Dateline: Deep Cove
When I was hanging out in Te Anau before and right after my Milford Sound trip, I met John, a very friendly and helpful bartender at the Fiordland Theater. While drinking local craft beer and using their rather fast wifi, we talked a lot about Doubtful Sound.
He had told me about Deep Cove Hostel, an educational facility not far from the shore of Doubtful Sound. Eighth graders, from all over the southern island come here each year with their teachers to hike and experience the beauty of this remote place.
John told me that the hostel would allow individuals to stay if they had the space and had given me the email and only way to contact someone there (it is very remote and there are no phones). I was in luck and booked a room before I left on this trip.
While I was doing this on the laptop, John disappeared for awhile. He came back with a very detailed hand drawn map of some day hikes to do in the Deep Cove area. This was actually the clincher to my booking the cruise, because going all that way, I wanted a chance to experience the untamed rainforest up close and personal.
So here I am, alone in the middle of Fiordland and I tramp up the road and find the hostel. Deep Cove has a permanent population of one and I meet him, Billy, in gumboots and carrying three dead possums by the tail that he has just gotten out of his traps. (Que Deliverance Soundtrack).
Actually, possums are overrunning NZ. There are no indigenous mammals in NZ or any snakes for that matter. Possums, rats and deer came with the English (they wanted something to hunt) and they have overrun many areas threatening fragile habitats. Billy informs me that in addition to his salary for caretaking Deep Cove Hostel, he earns about $1,000 a week trapping possums.
He shows me my room. It is clean, has a bed and a drying heater, did I mention this place gets seven meters of rain a year? It never stopped raining so being able to dry out your extra set of duds is important.
O.K. Boots on, water, snacks, first aid, et cetera packed and off I go I will tramp the Hanging Valley Track which starts behind the hostel. Eventually, I should come to an amazing waterfall. Within 10 meters I am deep and alone in dense rainforest.
Tracks (‘trails’) are usually well defined in New Zealand. Where they go straight up mountain forests and over tree roots like this one, there are florescent triangles. When you get to one, you theoretically ‘should’ be able to see the next one.

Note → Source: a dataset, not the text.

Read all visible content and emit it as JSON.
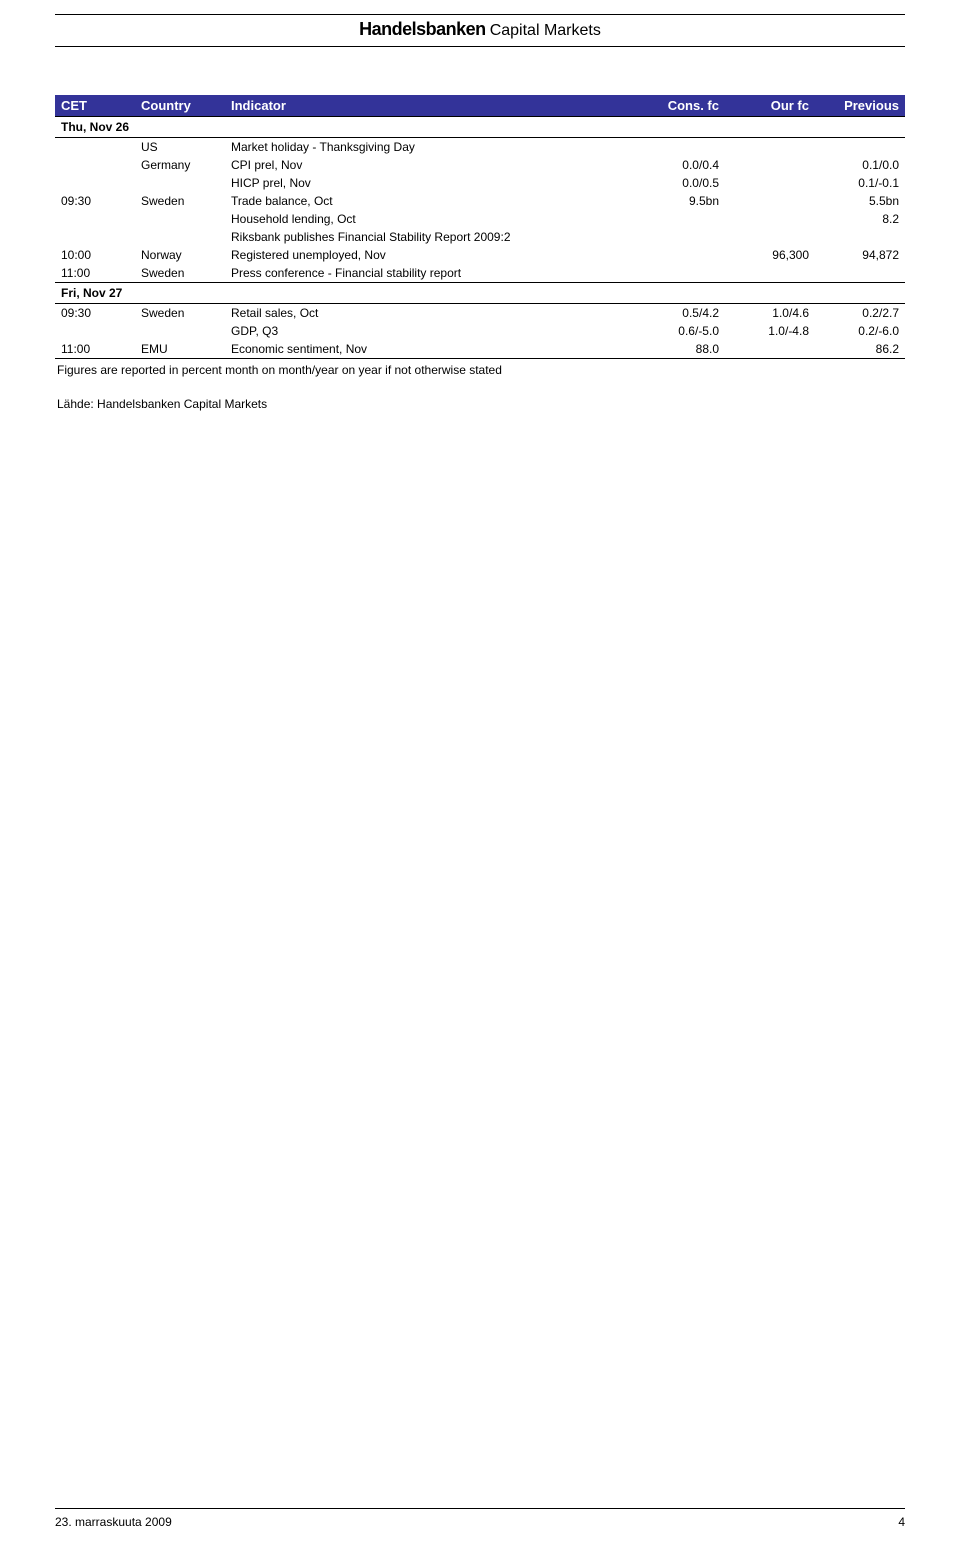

Can you see the track marker in the next photo?
For two hours I climb, often at 45 or more degrees over tree roots. It is raining, but I have rain gear. I go slow, out of necessity, being conscious of where I place each step.
I couple times I lose the track but catch myself and return to it. Most always I hear the roar of water close by. I couple of times I catch a glimps of a raging river just a few meters away through a break in the trees. Finally I come alongside a small falls.
I climb some more to a plateau where I take a break for several minutes. Then I continue for another 40 minutes and finally come to Huntley Falls.
Running in stages down an entire mountain it is amazing. I grab a rock, get out my sandwich and have a late lunch in solitude. Soon, a group of 30 students and three teachers arrive. They are extremely well behaved and want to know where I am from. We chat awhile and then I head back. Downhill is just as slow going as I really have to watch where I place my feet and ankles.
A few hours later I arrive at the hostel. Socks are wet and I am a bit chilled, but there are hot showers!!!! Afterward, thoughts turn to dinner. I had brought some easy prep foods with me like pasta and granola for the morning.
Turns out they have a very nice kitchen and when I go in there are a group of six north islanders on holiday kicking back with beers. They have just returned from diving for crayfish (lobster) in the sound.
We introduce ourselves. I am offered a beer and told there is a lobster for me if I want it. We have a great dinner together. Afterward, we hang out. They show me their hunting rifles and we talk about the internet before retiring. These are the things that make long-term travel so special for me. The kindnesses given and taken amongst strangers and the friendships made.
The next morning, I tramp back to the boat dock just as the Navigator is arriving and get on the coach for the return to ‘civilization.’